Learn Fine Tuning And Transfer Learning for free with explanations, exercises, and a quick test (for Applied Scientist).

Published: January 7, 2026 | Updated: January 7, 2026

Why this matters

As an Applied Scientist, you rarely train models from scratch. You adapt strong pretrained models to your domain under constraints (limited labels, compute, and time). Transfer learning and fine-tuning let you:

  • Ship performant models fast by reusing learned representations.
  • Handle domain shift (e.g., generic language model to support tickets).
  • Reduce labeling needs with parameter-efficient techniques.
  • Control risk: avoid catastrophic forgetting and preserve general skills.
Real tasks you will face
  • Fine-tune a text encoder to classify support tickets into priority/intent.
  • Adapt an image model for your product catalog with only a few hundred labels.
  • Instruction-tune a small LLM with LoRA to answer domain FAQs safely.

Concept explained simply

Transfer learning = start from a model trained elsewhere; fine-tuning = adapt some or all of its weights to your task.
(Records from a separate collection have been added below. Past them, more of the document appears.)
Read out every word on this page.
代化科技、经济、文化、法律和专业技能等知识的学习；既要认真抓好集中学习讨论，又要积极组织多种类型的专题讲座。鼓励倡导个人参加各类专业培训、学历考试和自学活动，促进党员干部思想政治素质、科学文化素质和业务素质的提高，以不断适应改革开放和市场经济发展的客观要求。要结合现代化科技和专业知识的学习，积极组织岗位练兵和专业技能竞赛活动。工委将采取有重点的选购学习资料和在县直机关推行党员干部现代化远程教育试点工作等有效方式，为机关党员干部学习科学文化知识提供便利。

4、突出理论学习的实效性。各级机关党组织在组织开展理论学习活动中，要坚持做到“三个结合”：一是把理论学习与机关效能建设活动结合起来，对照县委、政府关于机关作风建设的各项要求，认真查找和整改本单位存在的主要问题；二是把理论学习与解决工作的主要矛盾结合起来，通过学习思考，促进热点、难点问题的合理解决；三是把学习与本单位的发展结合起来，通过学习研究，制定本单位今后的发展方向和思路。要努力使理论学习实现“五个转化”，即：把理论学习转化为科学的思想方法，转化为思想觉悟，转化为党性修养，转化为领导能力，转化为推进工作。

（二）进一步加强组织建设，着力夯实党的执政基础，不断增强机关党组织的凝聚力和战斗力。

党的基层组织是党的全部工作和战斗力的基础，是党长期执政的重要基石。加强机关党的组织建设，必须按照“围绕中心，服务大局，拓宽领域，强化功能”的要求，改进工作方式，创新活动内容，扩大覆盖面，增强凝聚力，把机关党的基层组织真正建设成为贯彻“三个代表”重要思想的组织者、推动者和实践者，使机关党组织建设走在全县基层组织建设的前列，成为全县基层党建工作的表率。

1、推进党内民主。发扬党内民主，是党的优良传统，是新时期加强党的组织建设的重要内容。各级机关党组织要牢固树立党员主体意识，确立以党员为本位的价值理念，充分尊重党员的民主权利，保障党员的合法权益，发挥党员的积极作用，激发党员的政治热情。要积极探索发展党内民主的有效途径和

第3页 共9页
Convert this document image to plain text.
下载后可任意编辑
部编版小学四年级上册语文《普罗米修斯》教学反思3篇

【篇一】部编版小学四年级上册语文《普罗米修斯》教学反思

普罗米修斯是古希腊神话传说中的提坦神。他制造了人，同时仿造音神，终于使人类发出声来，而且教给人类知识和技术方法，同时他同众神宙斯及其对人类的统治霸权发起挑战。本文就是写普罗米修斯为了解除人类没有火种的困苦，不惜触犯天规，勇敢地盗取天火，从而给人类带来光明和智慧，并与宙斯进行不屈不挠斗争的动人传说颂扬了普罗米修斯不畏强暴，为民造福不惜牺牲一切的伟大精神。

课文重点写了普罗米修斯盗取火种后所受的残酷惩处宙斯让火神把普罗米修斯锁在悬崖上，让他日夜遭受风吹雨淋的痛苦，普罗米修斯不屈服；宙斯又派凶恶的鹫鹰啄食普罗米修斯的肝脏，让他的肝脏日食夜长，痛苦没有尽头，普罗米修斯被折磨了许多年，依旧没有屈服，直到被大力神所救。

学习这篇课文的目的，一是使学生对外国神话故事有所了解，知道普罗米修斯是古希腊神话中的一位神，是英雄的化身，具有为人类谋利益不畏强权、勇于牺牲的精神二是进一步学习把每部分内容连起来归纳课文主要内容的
  • Feature extraction: freeze the backbone; train a small head on top.
  • Partial fine-tuning: unfreeze top N layers after the head stabilizes.
  • Full fine-tuning: update all layers (needs more data/compute).
  • Parameter-efficient fine-tuning (PEFT): add small trainable modules (e.g., adapters, LoRA, prompt/prefix tuning) and keep the base frozen.
Mental model

Imagine inheriting a polyglot brain. You first attach a small classifier (head) to check if it can already do your task. If not, you “open up” deeper layers slowly, using tiny learning rates so you don’t erase general knowledge. When compute is tight, you keep the big brain frozen and only train small add-ons (adapters/LoRA).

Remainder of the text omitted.